Robert Pearl, M.D. Contributor
Pharma & Healthcare 4/24/2014 @ 1:00PM
Article link: http://www.forbes.com/sites/robertpearl/2014/04/24/americas-broken-health-care-system-the-role-of-drug-device-manufacturers/
Health care costs are dramatically higher in the U.S. than in the rest of the world. Yet our health care outcomes – from life expectancy to infant mortality – are average at best. There is little dispute over these facts.
The real debate comes when we ask why. While there isn’t one single answer, the rapidly rising cost of drugs and medical devices is a significant factor.
And the magnitude of this problem is likely to spike in the future if not properly addressed.
Pharmaceutical and medical device manufacturers have been criticized for their role in health care for over a decade. Little has changed. Americans pay significantly more for prescription drugs and medical devices than patients in the rest of the world.
The justifications for these extraordinarily high prices vary, but the industry is well aware that most patients have no choice but to pay whatever they charge.
Pricing Not Always Justified, Even For Better Products
Pharmaceutical pricing has long been a point of contention among manufacturers, patients and payers of health care (including insurers, employers and unions).
The U.S. drug patent system allows a drug discoverer to exclusively sell the new drug for an extended time period. Theoretically, this protection is designed to encourage new medical discoveries and enable a drug or device company to recoup its R&D investment.
Because the theory makes sense, drug manufacturers use it to defend their prices. Certainly, those higher prices could be justified for developing clinically superior products but, all too often, the added cost far exceeds the incremental benefit.
How does drug pricing work? It’s hard to say. Pharmaceutical pricing is opaque. Drug manufacturers aren’t asked to quantify their costs or compare them to projected sales and profits. Business school students learn that the price of a product isn’t determined by what’s reasonable but what the market will bear. A wide array of drug pricing examples would indicate that pharmaceutical and medical device companies hire a lot of business school graduates.
How One Drug Might Earn Its Maker A 2,500% ROI
Take sofosbuvir, a new drug used to treat Hepatitis C. It’s marketed as Sovaldi by Gilead Sciences.
As a more effective treatment of Hepatitis C than those available today, this drug will be a positive addition to the physician’s armamentarium. Its effectiveness at ridding the body of this virus justifies a higher price than the treatments available today.
But at $1000 a pill, its pricing is exorbitant, monopolistic, and disrespectful to the purchasers and patients who will bear the brunt of the massive cost.
It is estimated that total treatment costs will range from $84,000 to $200,000 per patient, depending on treatment length.
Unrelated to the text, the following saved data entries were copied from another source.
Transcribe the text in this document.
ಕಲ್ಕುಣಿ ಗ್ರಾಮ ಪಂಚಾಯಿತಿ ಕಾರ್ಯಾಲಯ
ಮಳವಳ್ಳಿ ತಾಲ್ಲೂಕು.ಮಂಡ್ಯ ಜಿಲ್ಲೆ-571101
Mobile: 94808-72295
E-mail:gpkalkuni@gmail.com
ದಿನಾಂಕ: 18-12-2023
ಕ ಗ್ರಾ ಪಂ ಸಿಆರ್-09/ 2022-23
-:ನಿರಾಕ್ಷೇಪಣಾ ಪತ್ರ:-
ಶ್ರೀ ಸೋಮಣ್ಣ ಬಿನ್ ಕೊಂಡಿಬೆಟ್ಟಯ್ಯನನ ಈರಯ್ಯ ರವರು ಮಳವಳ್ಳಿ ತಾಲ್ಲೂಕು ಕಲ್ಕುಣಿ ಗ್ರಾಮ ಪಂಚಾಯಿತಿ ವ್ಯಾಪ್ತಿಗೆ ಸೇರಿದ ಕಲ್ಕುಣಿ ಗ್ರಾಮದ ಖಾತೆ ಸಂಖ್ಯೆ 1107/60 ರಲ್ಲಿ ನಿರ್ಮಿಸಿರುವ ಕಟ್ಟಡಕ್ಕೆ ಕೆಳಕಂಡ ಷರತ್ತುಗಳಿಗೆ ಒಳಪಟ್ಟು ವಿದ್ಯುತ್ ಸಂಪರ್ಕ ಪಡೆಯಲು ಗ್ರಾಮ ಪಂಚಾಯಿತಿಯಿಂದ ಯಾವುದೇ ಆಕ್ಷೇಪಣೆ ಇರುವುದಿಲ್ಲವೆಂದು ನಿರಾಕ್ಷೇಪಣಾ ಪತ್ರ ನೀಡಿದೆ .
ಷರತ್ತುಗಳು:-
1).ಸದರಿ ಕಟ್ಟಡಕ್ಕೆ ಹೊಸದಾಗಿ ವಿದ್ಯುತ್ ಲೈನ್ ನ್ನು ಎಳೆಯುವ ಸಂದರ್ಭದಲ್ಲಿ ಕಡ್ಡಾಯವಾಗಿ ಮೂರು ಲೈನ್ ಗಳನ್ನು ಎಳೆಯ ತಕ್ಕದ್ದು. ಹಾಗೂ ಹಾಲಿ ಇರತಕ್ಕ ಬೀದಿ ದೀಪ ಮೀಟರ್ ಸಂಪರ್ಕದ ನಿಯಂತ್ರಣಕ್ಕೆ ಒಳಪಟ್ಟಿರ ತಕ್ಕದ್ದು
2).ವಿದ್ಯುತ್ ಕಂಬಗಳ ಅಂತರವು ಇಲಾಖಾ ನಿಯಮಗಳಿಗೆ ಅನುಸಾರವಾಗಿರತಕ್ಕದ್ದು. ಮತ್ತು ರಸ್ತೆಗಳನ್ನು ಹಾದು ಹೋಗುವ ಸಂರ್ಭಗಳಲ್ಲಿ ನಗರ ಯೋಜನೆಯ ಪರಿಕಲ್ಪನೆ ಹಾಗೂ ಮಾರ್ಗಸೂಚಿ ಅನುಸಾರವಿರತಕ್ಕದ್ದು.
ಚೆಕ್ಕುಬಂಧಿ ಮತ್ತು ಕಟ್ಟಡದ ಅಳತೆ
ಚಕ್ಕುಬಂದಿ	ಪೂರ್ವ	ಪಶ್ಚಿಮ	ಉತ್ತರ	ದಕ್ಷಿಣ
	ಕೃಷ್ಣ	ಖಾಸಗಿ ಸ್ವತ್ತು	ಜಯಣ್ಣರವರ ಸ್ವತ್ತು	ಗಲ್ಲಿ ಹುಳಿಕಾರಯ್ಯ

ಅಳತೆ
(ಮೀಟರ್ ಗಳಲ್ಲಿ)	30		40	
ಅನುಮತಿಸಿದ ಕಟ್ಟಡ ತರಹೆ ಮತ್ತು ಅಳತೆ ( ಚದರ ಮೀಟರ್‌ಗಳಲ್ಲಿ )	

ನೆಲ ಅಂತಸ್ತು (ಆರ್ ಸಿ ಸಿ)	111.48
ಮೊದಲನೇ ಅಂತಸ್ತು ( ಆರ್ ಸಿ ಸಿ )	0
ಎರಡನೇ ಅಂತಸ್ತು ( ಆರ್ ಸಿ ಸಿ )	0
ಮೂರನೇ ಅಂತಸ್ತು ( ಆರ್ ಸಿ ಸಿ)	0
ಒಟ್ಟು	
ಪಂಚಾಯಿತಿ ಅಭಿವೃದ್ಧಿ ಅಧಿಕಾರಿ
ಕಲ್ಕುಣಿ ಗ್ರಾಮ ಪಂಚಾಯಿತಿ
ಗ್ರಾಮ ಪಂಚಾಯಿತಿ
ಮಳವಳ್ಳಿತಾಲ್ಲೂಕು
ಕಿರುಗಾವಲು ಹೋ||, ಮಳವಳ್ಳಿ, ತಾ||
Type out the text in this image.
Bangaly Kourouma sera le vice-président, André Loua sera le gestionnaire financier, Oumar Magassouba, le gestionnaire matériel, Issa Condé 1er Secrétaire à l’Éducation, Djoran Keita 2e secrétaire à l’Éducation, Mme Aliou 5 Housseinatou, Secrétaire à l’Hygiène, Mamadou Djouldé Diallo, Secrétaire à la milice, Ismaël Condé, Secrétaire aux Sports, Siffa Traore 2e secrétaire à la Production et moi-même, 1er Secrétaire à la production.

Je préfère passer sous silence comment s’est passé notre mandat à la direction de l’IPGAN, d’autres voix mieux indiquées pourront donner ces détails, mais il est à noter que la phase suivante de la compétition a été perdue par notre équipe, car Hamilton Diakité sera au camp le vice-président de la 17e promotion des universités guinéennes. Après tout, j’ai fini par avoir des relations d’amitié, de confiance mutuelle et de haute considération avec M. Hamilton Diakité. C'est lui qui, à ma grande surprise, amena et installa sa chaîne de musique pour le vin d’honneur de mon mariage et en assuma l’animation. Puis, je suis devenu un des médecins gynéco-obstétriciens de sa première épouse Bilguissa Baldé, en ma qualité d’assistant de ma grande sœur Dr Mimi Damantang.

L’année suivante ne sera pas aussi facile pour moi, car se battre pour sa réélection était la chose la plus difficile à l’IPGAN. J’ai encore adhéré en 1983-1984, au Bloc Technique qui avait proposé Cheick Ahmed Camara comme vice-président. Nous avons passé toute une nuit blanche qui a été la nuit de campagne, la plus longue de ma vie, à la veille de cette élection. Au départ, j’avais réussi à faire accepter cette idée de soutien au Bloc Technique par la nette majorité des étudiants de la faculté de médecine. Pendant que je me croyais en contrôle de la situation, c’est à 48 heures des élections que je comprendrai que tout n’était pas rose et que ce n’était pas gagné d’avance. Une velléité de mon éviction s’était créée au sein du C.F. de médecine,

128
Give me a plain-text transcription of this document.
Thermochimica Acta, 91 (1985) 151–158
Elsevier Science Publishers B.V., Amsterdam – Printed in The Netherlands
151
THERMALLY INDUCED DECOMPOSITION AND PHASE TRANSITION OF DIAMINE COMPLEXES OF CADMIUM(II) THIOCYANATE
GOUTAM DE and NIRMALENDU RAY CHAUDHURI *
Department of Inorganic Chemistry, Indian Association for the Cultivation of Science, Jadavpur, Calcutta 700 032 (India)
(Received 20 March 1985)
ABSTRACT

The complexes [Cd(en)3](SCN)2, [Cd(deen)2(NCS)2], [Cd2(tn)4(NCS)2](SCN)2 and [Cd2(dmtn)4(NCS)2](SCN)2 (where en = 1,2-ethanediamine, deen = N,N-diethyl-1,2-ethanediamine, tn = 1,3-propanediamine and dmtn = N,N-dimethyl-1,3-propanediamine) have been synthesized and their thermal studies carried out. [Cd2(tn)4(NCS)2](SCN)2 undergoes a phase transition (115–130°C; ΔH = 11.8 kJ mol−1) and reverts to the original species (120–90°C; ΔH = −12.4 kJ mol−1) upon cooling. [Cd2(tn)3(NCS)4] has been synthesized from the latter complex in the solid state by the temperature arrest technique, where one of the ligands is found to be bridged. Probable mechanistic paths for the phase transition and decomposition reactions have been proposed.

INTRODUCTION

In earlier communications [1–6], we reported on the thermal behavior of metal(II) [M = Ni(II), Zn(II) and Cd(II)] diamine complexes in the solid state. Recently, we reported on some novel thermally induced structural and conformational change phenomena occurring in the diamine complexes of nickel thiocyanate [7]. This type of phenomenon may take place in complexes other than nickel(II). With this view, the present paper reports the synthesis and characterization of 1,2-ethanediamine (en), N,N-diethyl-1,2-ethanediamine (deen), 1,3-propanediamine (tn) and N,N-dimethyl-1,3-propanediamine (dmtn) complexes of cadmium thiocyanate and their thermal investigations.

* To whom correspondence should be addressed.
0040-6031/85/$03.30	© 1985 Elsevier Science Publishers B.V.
That’s 10 to 20 times the cost of today’s approach. Is this a reasonable return for the company?
Drugs this expensive are typically produced for those with rare conditions. These “orphan drugs” should cost more per patient because of the limited treatment population. But Hepatitis C is a very common disease. It affects nearly 4 million Americans, according to the American Liver Foundation. So, this can’t be the reason.